Miguel est un écologiste passionné basé au Brésil qui s'est entièrement consacré à la conservation de la faune et de la flore dans les forêts tropicales. Après avoir obtenu son diplôme à Rio de Janeiro, il s'est installé dans une petite ville au fin fond de l'Amazonie pour commencer à travailler à l'Institut Mamirauá, une organisation sociale qui développe des projets de recherche et de conservation en collaboration avec les communautés locales. Il a déjà travaillé avec des pièges photographiques, mais ces dernières années, il a effectué des recherches sur les conflits entre l'homme et la faune impliquant des jaguars et des communautés traditionnelles en Amazonie.
Un jaguar rôde aux abords d'une communauté locale au fin fond de la forêt amazonienne. Ses rugissements peuvent être entendus au cœur de la nuit ; ses traces entourent les limites du village. Pour certaines communautés indigènes, c'est peut-être le signe qu'un chaman d'un village rival s'est transformé en jaguar pour les terroriser. Pour d'autres, cela signifie qu'une personne âgée du village approche de la mort et commence donc à se transformer en jaguar. Dans d'autres régions, cependant, le jaguar est simplement considéré comme un animal dangereux qui peut potentiellement blesser quelqu'un ou manger des animaux domestiques et du bétail. Pour faire face au jaguar qui s'approche trop près, certaines communautés indigènes font appel à leur chaman local pour accomplir des rituels fondés sur leurs croyances ; d'autres tirent sur le jaguar à vue.
Ces exemples illustrent à quel point les perspectives des différentes communautés peuvent être d'une complexité et d'une diversité insondables. Lorsque les scientifiques et les praticiens de la conservation collaborent avec les communautés locales, leur culture, leur vision du monde, leurs normes sociales et leurs coutumes doivent non seulement être respectées, mais également prises en considération à tout moment. En tant que biologiste, j'ai très peu appris sur ces concepts au cours de mes études de premier cycle, où l'accent n'était pratiquement pas mis sur les dimensions humaines de la conservation. Cependant, au cours des trois dernières années, j'ai travaillé en étroite collaboration avec des communautés amazoniennes traditionnelles et j'ai commencé à me plonger dans les sciences sociales et l'anthropologie.

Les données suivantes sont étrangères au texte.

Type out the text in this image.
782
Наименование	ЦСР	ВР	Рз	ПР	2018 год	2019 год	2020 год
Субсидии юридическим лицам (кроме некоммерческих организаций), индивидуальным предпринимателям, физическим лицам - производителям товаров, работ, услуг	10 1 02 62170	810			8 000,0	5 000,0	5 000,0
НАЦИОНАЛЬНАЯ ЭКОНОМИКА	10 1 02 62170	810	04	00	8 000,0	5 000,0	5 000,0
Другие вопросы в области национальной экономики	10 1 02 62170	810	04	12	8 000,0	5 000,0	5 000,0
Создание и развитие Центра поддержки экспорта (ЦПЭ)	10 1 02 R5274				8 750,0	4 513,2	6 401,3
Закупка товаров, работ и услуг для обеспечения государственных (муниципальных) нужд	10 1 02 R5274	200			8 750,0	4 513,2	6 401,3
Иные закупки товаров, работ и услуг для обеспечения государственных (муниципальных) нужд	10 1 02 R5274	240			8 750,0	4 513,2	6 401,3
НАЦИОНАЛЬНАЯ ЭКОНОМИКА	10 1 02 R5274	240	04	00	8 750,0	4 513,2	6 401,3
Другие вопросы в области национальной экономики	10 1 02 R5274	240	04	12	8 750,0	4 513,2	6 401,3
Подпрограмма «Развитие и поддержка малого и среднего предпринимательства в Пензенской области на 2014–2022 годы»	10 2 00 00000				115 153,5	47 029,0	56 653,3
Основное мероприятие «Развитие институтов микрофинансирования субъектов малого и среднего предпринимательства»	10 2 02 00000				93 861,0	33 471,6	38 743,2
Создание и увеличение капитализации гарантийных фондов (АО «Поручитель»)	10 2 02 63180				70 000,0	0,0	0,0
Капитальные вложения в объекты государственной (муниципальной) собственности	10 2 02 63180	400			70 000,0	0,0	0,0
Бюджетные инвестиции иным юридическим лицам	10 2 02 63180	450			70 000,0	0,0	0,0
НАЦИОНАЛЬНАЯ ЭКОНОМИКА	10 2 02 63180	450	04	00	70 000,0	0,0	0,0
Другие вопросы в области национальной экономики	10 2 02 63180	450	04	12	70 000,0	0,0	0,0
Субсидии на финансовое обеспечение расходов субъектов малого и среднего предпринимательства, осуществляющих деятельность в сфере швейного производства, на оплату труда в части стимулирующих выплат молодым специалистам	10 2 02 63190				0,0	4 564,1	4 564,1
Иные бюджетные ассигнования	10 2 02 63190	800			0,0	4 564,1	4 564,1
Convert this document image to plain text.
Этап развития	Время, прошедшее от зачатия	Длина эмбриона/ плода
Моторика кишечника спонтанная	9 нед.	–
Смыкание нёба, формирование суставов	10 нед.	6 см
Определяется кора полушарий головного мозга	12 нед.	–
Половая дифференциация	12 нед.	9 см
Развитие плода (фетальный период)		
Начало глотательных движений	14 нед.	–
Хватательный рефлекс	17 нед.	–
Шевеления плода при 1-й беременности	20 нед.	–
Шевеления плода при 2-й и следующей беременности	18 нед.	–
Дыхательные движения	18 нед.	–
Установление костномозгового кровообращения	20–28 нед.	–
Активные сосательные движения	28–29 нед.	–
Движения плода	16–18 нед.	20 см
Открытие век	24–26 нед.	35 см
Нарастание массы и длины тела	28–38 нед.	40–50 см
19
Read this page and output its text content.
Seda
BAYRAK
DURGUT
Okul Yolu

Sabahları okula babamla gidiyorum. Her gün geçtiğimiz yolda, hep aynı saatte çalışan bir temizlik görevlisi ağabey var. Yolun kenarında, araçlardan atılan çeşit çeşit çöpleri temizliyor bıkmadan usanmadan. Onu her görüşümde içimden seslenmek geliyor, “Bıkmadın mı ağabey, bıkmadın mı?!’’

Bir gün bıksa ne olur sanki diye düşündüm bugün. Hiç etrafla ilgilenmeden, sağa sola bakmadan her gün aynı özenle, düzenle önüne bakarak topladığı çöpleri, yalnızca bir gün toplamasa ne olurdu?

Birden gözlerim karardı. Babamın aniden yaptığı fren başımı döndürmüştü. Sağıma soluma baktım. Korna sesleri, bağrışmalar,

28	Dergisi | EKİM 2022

Récemment, j'ai eu l'occasion de participer à la conférence Anthropologie et Conservation organisée par le Royal Anthropological Institute, grâce au financement de la Fondation ACEER. J'ai été étonnée par la myriade d'approches différentes de la conservation présentées, des projets transdisciplinaires et communautaires aux initiatives menées par les autochtones. Bien que les aspects écologiques et biologiques de la conservation soient sans aucun doute essentiels, ils ont été pendant des décennies la seule approche envisagée pour traiter les questions de conservation. Cependant, la conservation de la biodiversité concerne les personnes et la politique, ainsi que les aspects sociaux, culturels et psychologiques. Une collaboration entre différentes disciplines est essentielle pour obtenir des résultats positifs. Les projets de conservation bénéficient énormément des équipes interdisciplinaires qui peuvent inclure des psychologues, des spécialistes des sciences sociales, des juristes, des cinéastes ou des journalistes.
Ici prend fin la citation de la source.